1) Review the above ways Elmore suggests we frame our curriculum and interactions with Gen Z to build their passion for learning. With these concepts fresh on your mind, pick one of the lesson plans that interest you from either of the previous activities we have had lesson submissions (I have linked them below). It must be someone else's lesson plan, not your own. Using the ideas and concepts from Chapter 7, as well as your own teaching experiences, brainstorm some ways to motivate students and make that lesson EPIC. Post a comment with your ideas under the lesson document, just as you do during our discussions. Think of this as a (constructive) peer review of each other's lesson plans! Try to comment on a lesson that has not already received feedback; if all lessons have been provided feedback, you may add your own comments to a lesson that has already been brainstormed. 



Map Maker #2: Engaging the Natives (Marching Off the Map Chapter 3 Folder)
Map Maker #5: Plumb Lines (Marching Off the Map Chapter 6 Folder)


2) Come back here and post a comment linking to the lesson you reviewed, as well as your biggest "Ah-ha!" moment you got from this chapter!


By the way, if you were curious like I was about the website mentioned on page 133, I have linked it below, along with a companion website that has been launched recently. Check them out, you never know what ideas they might spark!

Free Range Kids and Let Grow








P.S. Elmore mentioned two things in this chapter that really hit home with me, my own "ah-ha!" moments. I student taught at a deaf school, where things are often very different from the mainstream education system. However, I learned a ton of techniques during this experience that I have found would translate well into any classroom, a realization that was confirmed in this chapter! 
1) "Decades ago, Russian psychologists taught that learning occurs best in community; that we learn better in circles than in rows." (p. 132) I know this sentence was probably meant to be metaphorical, however it really hit home with me. In a deaf classroom, students and teachers all sit in a circle so that everyone can see when someone is signing. This facilitates complete communication for all students. I noticed that, when the students were sitting in a circle with me, and everyone was watching each other for the next hand to fly up and sign, they were so much more in tune with the conversation. Everyone had an equal opportunity to participate and be seen (there's no hiding in the back row), and I felt more comfortable sitting in the circle with them than standing up lecturing. It fostered honest conversations and more of a real-life feel - I rarely ever go to a social gathering and sit behind someone. When I'm in a meeting at work, we sit around the conference table, not behind each other. In general, we tend to live in circles, not rows. 

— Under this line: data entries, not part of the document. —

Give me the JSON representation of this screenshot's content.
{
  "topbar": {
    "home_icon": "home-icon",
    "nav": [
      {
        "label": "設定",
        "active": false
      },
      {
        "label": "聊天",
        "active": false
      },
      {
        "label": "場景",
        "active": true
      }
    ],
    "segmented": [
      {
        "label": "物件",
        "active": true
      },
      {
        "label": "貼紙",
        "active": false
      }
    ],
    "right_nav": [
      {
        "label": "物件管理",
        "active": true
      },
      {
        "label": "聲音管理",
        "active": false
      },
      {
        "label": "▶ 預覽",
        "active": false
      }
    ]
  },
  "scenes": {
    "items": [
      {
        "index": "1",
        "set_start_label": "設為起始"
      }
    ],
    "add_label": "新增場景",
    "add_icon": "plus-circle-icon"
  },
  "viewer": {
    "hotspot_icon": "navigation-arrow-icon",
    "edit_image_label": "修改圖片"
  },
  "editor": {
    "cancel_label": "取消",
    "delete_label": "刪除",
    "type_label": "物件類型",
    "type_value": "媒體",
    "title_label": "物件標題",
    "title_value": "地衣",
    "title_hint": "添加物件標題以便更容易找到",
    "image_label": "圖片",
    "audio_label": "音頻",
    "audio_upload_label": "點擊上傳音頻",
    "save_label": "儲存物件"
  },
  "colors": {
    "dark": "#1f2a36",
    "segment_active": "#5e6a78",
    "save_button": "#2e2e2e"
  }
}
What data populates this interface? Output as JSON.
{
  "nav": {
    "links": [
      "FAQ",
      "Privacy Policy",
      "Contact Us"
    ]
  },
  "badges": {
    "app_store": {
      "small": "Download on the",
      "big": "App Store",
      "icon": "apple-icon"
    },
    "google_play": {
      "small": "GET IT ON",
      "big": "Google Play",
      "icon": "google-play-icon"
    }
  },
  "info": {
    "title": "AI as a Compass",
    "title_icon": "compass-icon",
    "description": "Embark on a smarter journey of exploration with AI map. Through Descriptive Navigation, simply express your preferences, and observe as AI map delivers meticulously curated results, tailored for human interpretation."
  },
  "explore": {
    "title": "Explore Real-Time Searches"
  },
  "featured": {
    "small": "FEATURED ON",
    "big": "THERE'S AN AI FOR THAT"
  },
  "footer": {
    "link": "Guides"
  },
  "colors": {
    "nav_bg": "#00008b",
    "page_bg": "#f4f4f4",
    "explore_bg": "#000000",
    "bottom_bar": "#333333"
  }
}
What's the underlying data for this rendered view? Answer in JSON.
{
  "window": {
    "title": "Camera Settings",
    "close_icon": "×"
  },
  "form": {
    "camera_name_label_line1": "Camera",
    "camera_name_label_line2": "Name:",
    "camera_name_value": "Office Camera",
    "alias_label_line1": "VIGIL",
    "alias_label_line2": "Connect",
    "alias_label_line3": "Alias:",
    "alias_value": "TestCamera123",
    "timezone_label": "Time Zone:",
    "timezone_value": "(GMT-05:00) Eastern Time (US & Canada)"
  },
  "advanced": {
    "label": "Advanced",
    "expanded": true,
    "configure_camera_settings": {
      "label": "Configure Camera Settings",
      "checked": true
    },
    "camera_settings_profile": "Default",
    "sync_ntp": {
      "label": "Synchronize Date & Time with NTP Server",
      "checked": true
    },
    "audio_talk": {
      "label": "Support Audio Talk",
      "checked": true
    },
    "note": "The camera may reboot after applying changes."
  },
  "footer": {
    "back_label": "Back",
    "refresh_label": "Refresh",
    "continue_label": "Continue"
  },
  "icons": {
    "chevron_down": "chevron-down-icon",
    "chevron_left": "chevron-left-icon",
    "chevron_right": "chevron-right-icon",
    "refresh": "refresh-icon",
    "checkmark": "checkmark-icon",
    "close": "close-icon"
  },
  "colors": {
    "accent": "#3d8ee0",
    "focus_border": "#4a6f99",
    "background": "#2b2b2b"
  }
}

2) On p. 131 Elmore actually mentions sign language when talking about how gesturing makes content stick better. This might seem strange when thinking about how to incorporate it into your lessons, but I can confirm that gestures and drawing pictures can cross many educational boundaries, not just language. Many times there is no sign for very technical agricultural terms, so being able to play a sort of charades using the physical space around me to map out what I was trying to convey helped the students immensely. They might not have known the technical name for a tool, but after watching someone relate how big/small it is, situations where it might be used, the motion of how to use it, etc....they would be able to pick it out of a tool box because they have a mental concept of what the tool might look like and its function, more so than just remembering the name of it. If your students are unfamiliar with a concept or struggle with the technical vocabulary, don't be afraid to act it out, relating abstract concepts to concrete experiences!